しかし、当然と言えば当然の話だ。人体の構造上背後が死角になるという理由に加え、ブラックメイルの背面には唯一装着者が外界と接する通気口がある。塞がれれば遠からず窒息するし、『黄の海』の細胞ならばフィルターがあっても短時間で装着者自身にまで到達する。
訓練校でもしつこく叩き込まれた『背を見せるな』というのは、つまりそれだけの急所だということで。そんなものを訓練校卒業したての新人に預けられるかと言われれば、アスカでも無理だ。

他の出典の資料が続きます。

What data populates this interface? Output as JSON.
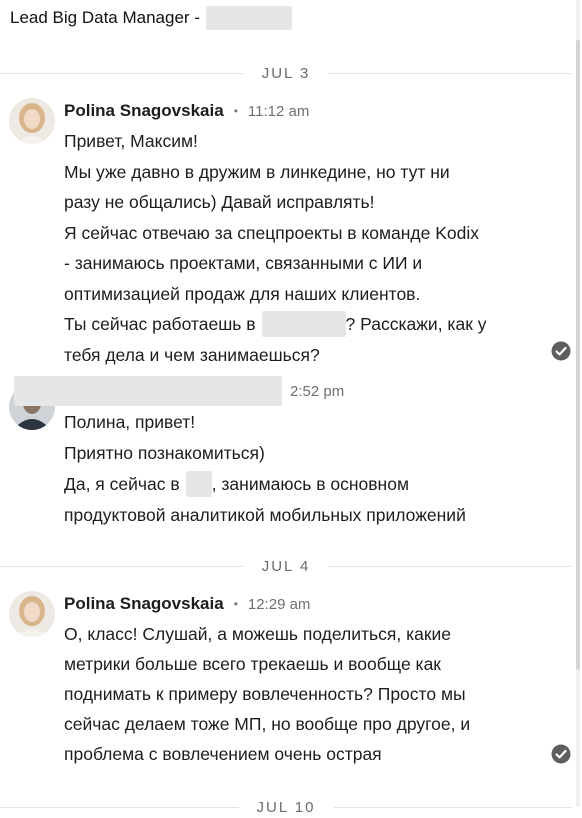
{
  "header": {
    "title": "Lead Big Data Manager -"
  },
  "dates": {
    "jul3": "JUL 3",
    "jul4": "JUL 4",
    "jul10": "JUL 10"
  },
  "messages": [
    {
      "sender": "Polina Snagovskaia",
      "time": "11:12 am",
      "lines": [
        "Привет, Максим!",
        "Мы уже давно в дружим в линкедине, но тут ни",
        "разу не общались) Давай исправлять!",
        "Я сейчас отвечаю за спецпроекты в команде Kodix",
        "- занимаюсь проектами, связанными с ИИ и",
        "оптимизацией продаж для наших клиентов.",
        "Ты сейчас работаешь в",
        "? Расскажи, как у",
        "тебя дела и чем занимаешься?"
      ],
      "status_icon": "check-circle-icon"
    },
    {
      "sender": "",
      "time": "2:52 pm",
      "lines": [
        "Полина, привет!",
        "Приятно познакомиться)",
        "Да, я сейчас в",
        ", занимаюсь в основном",
        "продуктовой аналитикой мобильных приложений"
      ]
    },
    {
      "sender": "Polina Snagovskaia",
      "time": "12:29 am",
      "lines": [
        "О, класс! Слушай, а можешь поделиться, какие",
        "метрики больше всего трекаешь и вообще как",
        "поднимать к примеру вовлеченность? Просто мы",
        "сейчас делаем тоже МП, но вообще про другое, и",
        "проблема с вовлечением очень острая"
      ],
      "status_icon": "check-circle-icon"
    }
  ],
  "colors": {
    "text": "#1d1d1f",
    "muted": "#6f6f6f",
    "redaction": "#e6e6e6",
    "check": "#5f5f5f"
  }
}
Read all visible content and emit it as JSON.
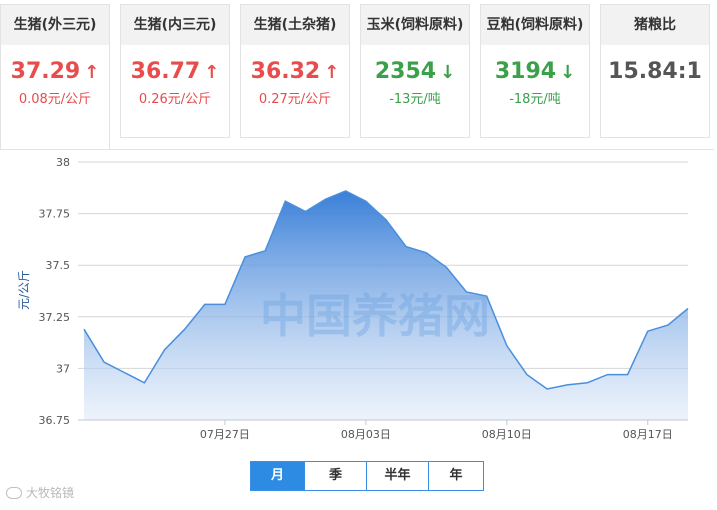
{
  "cards": [
    {
      "title": "生猪(外三元)",
      "price": "37.29",
      "arrow": "↑",
      "trend": "up",
      "change": "0.08元/公斤"
    },
    {
      "title": "生猪(内三元)",
      "price": "36.77",
      "arrow": "↑",
      "trend": "up",
      "change": "0.26元/公斤"
    },
    {
      "title": "生猪(土杂猪)",
      "price": "36.32",
      "arrow": "↑",
      "trend": "up",
      "change": "0.27元/公斤"
    },
    {
      "title": "玉米(饲料原料)",
      "price": "2354",
      "arrow": "↓",
      "trend": "down",
      "change": "-13元/吨"
    },
    {
      "title": "豆粕(饲料原料)",
      "price": "3194",
      "arrow": "↓",
      "trend": "down",
      "change": "-18元/吨"
    },
    {
      "title": "猪粮比",
      "price": "15.84:1",
      "arrow": "",
      "trend": "neutral",
      "change": ""
    }
  ],
  "watermark": "中国养猪网",
  "brand_watermark": "大牧铭镜",
  "range_tabs": [
    {
      "label": "月",
      "selected": true
    },
    {
      "label": "季",
      "selected": false
    },
    {
      "label": "半年",
      "selected": false
    },
    {
      "label": "年",
      "selected": false
    }
  ],
  "colors": {
    "up": "#e84c4c",
    "down": "#3aa04a",
    "line": "#4a8fdc",
    "tab_active": "#2d8be3"
  },
  "chart_data": {
    "type": "area",
    "ylabel": "元/公斤",
    "ylim": [
      36.75,
      38
    ],
    "yticks": [
      36.75,
      37,
      37.25,
      37.5,
      37.75,
      38
    ],
    "ytick_labels": [
      "36.75",
      "37",
      "37.25",
      "37.5",
      "37.75",
      "38"
    ],
    "xticks": [
      {
        "label": "07月27日",
        "day": 7
      },
      {
        "label": "08月03日",
        "day": 14
      },
      {
        "label": "08月10日",
        "day": 21
      },
      {
        "label": "08月17日",
        "day": 28
      }
    ],
    "grid": true,
    "series": [
      {
        "values": [
          37.19,
          37.03,
          36.98,
          36.93,
          37.09,
          37.19,
          37.31,
          37.31,
          37.54,
          37.57,
          37.81,
          37.76,
          37.82,
          37.86,
          37.81,
          37.72,
          37.59,
          37.56,
          37.49,
          37.37,
          37.35,
          37.11,
          36.97,
          36.9,
          36.92,
          36.93,
          36.97,
          36.97,
          37.18,
          37.21,
          37.29
        ]
      }
    ]
  }
}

「……まあ、背中を預けてもらえるようになるまで頑張るしかないよね」
と、アスカは呟いた。
『確かに、そうなってもらえれば俺も楽だがな』
……あれ。
「あれ? あ!! 今の聞こえちゃってました!?」
慌てて声を上げるアスカ。答えるユウは平坦な声に少しばかり呆れがにじんでいた。
『ああ、さっきのため息もだ。聞かれたくなかったら言わないようにしろ。それと』
はい、と答えかけてアスカは止まった。
「それと?」
『部屋でも言いかけたが、俺の仕事は通常のものとは違う。俺の背中を預かれるとは思わない方がいい』
「え……っと、それって」
どういう、と聞こうとしたアスカを、しかしユウの声は遮った。
『ちょっと待て、司令部からだ』
そして沈黙すること三十秒。ユウはもうそれまでのことなど忘れたかのように、淡々と指示を告げた。
『行くぞ。俺の後ろをついてこい。到着後は先に話した通りだ。では、任務開始だ』
「……了解です!」
アスカはそう答えるしかなかった。